The last pitfall is trusting authorization checks in the UI layer. The mobile app hides the "delete user" button for non-admins, so the team assumes the API is safe. It is not. Every endpoint must re-check authorization server-side, because a curl one-liner does not care what your React component renders. This is where IDOR creeps in, and it is the most common finding in any first-pass pentest of a young product.

If you want to drill OWASP-style threat-modeling prompts the way real SA loops at Stripe and Snowflake structure them, NAILDD is launching with hundreds of interview problems covering CSRF, SSRF, and the full Top-10 chain.

FAQ

Does CSRF still apply to JSON APIs that don't use cookies?

If your API authenticates with Authorization: Bearer <token> and the token lives in localStorage or sessionStorage, then no — the browser does not attach those automatically on a cross-site request, so the core CSRF precondition fails. The moment you store the token in a cookie (even an HttpOnly one), you are back on the hook and need either CSRF tokens or SameSite=Strict. The trade-off is real: HttpOnly cookies survive XSS better than localStorage, so the right answer is "cookies plus CSRF defense," not "localStorage so I don't have to think about it."

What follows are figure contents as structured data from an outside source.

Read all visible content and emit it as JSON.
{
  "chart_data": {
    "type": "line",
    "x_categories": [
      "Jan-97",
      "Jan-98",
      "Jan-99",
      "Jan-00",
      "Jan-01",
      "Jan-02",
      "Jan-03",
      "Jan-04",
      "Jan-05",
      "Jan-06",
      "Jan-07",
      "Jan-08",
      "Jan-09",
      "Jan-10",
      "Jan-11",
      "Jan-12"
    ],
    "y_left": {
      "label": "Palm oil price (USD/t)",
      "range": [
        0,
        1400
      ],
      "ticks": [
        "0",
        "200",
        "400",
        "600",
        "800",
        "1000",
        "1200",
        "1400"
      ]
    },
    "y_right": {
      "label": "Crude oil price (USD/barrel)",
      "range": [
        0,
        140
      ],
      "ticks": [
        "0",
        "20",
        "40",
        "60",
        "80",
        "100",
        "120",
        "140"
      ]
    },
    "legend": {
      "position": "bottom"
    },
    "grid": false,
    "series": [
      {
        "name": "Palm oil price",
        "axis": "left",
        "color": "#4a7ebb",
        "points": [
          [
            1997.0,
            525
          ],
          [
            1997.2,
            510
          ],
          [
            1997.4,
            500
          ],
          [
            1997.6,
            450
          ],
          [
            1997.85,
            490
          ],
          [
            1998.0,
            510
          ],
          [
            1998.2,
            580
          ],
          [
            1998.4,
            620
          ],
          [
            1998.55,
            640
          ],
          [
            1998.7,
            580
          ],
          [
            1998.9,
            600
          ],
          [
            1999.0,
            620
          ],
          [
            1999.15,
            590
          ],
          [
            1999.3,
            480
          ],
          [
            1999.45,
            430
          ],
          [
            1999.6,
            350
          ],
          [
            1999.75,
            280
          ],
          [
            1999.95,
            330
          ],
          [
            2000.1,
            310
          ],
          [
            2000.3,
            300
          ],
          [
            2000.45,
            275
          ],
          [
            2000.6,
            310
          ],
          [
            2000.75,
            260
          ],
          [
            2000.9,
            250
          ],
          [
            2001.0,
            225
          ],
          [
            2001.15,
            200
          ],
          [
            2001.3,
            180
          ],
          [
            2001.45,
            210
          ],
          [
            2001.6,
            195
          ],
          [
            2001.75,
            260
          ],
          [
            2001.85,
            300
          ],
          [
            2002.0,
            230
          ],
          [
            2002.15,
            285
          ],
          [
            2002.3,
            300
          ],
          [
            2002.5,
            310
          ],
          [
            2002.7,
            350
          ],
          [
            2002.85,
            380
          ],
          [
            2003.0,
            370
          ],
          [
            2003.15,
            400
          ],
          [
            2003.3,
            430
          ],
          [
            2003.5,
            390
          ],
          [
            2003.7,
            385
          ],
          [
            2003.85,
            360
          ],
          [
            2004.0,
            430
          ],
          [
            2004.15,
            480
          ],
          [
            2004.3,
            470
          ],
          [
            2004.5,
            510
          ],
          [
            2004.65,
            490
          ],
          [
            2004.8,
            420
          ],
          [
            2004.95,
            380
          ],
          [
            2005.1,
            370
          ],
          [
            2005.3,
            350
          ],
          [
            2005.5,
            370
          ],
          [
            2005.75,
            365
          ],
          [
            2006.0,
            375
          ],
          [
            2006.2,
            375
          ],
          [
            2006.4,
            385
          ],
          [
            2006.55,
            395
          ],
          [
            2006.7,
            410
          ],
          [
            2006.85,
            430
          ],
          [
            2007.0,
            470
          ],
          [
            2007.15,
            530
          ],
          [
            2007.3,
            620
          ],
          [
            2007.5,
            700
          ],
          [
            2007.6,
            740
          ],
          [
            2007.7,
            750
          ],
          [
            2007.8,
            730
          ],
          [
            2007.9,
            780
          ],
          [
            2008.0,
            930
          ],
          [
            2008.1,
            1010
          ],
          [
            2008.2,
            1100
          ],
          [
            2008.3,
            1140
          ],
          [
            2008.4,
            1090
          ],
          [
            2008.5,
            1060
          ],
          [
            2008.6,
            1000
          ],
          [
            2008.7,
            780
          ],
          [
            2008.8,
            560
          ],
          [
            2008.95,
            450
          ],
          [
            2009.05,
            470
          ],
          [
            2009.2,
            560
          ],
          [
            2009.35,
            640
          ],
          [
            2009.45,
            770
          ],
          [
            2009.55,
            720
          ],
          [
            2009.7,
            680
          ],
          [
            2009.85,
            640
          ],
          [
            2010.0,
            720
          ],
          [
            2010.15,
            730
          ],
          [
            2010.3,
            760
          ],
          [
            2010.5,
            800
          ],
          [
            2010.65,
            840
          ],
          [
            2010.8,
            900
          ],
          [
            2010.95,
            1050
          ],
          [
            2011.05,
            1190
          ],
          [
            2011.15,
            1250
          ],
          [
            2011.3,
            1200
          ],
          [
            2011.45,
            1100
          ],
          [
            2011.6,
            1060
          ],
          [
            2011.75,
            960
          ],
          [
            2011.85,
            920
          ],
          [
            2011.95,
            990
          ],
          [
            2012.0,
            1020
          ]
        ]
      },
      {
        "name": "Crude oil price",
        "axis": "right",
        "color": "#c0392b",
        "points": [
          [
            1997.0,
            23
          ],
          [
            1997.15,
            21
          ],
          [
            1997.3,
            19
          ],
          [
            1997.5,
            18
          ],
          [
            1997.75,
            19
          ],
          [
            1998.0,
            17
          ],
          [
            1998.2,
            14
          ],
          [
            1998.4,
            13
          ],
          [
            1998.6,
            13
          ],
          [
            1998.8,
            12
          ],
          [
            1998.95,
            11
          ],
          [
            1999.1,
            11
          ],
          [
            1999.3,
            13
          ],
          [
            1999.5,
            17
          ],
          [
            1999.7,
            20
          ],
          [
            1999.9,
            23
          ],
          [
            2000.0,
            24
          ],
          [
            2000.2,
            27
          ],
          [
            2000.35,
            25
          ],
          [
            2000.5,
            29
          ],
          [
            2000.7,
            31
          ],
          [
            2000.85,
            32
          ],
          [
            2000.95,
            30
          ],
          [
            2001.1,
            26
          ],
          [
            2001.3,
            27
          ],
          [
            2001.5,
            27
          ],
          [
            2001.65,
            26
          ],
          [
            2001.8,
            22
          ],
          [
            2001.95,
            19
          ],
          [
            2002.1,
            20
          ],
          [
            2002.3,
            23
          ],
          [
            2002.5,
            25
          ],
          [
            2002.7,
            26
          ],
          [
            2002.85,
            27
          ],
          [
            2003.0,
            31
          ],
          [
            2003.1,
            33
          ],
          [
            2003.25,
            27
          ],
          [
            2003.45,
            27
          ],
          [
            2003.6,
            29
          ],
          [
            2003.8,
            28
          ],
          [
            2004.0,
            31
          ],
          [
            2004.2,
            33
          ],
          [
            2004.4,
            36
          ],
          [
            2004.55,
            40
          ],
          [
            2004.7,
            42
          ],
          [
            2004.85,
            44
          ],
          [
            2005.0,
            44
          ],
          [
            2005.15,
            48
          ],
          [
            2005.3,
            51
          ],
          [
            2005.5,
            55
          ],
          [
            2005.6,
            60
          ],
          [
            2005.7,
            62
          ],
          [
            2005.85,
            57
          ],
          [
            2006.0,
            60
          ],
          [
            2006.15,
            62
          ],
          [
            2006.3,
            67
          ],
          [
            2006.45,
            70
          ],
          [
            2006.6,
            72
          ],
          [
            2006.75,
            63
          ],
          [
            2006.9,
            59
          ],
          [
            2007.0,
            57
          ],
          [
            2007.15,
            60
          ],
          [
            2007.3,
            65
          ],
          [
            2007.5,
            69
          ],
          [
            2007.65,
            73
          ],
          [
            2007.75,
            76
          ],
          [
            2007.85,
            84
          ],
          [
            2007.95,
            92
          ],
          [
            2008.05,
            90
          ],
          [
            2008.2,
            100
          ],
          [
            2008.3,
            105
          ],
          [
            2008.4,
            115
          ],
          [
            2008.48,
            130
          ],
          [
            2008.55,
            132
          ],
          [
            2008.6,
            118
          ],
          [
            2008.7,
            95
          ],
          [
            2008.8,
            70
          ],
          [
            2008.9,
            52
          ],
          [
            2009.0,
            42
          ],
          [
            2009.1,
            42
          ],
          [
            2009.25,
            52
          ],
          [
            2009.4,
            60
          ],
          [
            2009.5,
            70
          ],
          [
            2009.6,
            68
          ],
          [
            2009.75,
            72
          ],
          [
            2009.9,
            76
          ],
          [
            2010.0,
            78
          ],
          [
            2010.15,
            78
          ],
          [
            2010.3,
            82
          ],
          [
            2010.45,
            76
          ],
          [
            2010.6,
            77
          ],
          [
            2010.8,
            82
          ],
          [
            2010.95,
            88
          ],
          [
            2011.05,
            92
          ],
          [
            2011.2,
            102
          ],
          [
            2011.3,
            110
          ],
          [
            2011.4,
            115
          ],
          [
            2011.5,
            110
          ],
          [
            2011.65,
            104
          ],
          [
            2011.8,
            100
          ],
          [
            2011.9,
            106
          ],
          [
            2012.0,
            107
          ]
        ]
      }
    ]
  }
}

Is SameSite=Lax enough on its own?

For 90% of consumer apps, yes — Lax blocks the most common CSRF vector (cross-site form POST) while still allowing top-level navigation, so SSO and "click a link in email to confirm" still work. For payments, admin consoles, or anything where a single forged request causes irreversible damage, layer CSRF tokens on top. The defense-in-depth answer at the interview is: Lax by default, Strict for mutating money endpoints, plus tokens as a second line.

How is SSRF different from a regular open-redirect bug?

Open redirect tricks the client into navigating somewhere malicious — the server returns a 302 with an attacker-controlled Location. SSRF tricks the server into fetching somewhere malicious. Open redirect is mostly a phishing aid; SSRF is a path to internal compromise. They can chain — an open redirect in an allowlisted domain is a bypass for an SSRF allowlist that follows redirects. Mention the chain in the interview if it comes up.

Why is the AWS metadata endpoint at 169.254.169.254 specifically?

The link-local range 169.254.0.0/16 is reserved by RFC 3927 for host-local communication without a DHCP server. Cloud providers chose addresses in that range for the metadata service so it is reachable from every instance without routing or DNS, and so it never collides with VPC ranges customers configure. AWS picked 169.254.169.254, GCP exposes the same address plus metadata.google.internal, Azure uses 169.254.169.254 as well. AWS IMDSv2 added a session-token requirement specifically to make SSRF exploitation harder — interview-worthy detail.

Should I mention OWASP Top-10 explicitly in the interview?

Yes, but anchor it. Saying "OWASP A10 is Server-Side Request Forgery, added in the 2021 list because of breaches like Capital One" is far better than reciting the full Top-10 from memory. Interviewers want to see that you read the underlying writeups, not the headline poster. One concrete CVE or breach story per category is worth more than a memorized list.

Where do CSRF and SSRF sit on a C4 diagram?

CSRF lives at the container boundary between the browser and the API gateway — it is a story about what the browser is allowed to send. SSRF lives at the container boundary between an application service and downstream services or the internet — it is a story about what the service is allowed to fetch. If you can draw both arrows on the same C4 container diagram and label the controls (CSRF token, allowlist, IMDSv2), you have already given a senior-level answer.